For each positive integer $n$, let $I_n$ denote the number of integers $p$ for which $50^n<7^p<50^{n+1}$. (a) Prove that, for each $n$, $I_n$ is either $2$ or $3$. (b) Prove that $I_n=3$ for infinitely many $n\in\mathbb N$, and find at least one such $n$.

Let be given a semi-sphere $\Sigma$ whose base-circle lies on plane $p$. A variable plane $Q$, parallel to a fixed plane non-perpendicular to $P$, cuts $\Sigma$ at a circle $C$. We denote by $C'$ the orthogonal projection of $C$ onto $P$. Find the position of $Q$ for which the cylinder with bases $C$ and $C'$ has the maximum volume.

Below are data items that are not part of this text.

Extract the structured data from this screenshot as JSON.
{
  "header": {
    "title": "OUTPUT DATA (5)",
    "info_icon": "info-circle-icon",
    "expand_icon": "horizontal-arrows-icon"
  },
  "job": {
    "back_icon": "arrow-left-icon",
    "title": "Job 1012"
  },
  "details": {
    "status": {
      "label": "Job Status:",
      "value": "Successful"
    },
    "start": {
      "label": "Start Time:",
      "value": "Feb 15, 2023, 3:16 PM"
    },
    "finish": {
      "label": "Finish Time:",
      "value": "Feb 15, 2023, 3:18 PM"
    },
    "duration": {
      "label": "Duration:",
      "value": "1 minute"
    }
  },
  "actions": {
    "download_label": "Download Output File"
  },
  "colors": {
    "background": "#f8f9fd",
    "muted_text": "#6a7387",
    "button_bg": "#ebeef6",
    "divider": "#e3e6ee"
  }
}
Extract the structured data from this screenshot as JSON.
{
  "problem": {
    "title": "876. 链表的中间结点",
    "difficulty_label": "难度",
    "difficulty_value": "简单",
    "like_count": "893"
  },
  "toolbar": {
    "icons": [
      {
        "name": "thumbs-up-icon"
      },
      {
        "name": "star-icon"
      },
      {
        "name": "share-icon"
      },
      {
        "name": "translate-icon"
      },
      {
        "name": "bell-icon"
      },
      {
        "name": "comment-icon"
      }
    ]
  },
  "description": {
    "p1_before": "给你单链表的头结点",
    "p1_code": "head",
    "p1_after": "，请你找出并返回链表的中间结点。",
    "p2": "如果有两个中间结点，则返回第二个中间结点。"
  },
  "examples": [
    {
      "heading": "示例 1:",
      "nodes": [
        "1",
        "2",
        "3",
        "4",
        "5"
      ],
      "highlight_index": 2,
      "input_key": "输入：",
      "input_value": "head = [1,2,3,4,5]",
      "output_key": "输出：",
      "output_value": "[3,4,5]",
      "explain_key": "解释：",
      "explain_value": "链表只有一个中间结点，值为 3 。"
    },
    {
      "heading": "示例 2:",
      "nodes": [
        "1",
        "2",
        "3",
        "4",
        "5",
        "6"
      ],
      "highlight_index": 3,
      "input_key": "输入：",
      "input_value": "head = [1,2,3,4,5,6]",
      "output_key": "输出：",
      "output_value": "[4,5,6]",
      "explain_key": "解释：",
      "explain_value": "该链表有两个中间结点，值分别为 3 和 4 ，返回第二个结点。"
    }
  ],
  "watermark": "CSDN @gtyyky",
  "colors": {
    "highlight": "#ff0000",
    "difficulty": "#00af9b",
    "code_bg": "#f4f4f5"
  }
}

Let us define a function $f:\mathbb N\to\mathbb N_0$ by $f(1)=0$ and, for all $n\in\mathbb N$, $$f(2n)=2f(n)+1,\qquad f(2n+1)=2f(n).$$Given a positive integer $p$, define a sequence $(u_n)$ by $u_0=p$ and $u_{k+1}=f(u_k)$ whenever $u_k\ne0$. (a) Prove that, for each $p\in\mathbb N$, there is a unique integer $v(p)$ such that $u_{v(p)}=0$. (b) Compute $v(1994)$. What is the smallest integer $p>0$ for which $v(p)=v(1994)$. (c) Given an integer $N$, determine the smallest integer $p$ such that $v(p)=N$.

Find, with proof, the point $P$ in the interior of an acute-angled triangle $ABC$ for which $BL^2+CM^2+AN^2$ is a minimum, where $L,M,N$ are the feet of the perpendiculars from $P$ to $BC,CA,AB$ respectively. Proposed by United Kingdom.

Assume $f:\mathbb N_0\to\mathbb N_0$ is a function such that $f(1)>0$ and, for any nonnegative integers $m$ and $n$, $$f\left(m^2+n^2\right)=f(m)^2+f(n)^2.$$(a) Calculate $f(k)$ for $0\le k\le12$. (b) Calculate $f(n)$ for any natural number $n$.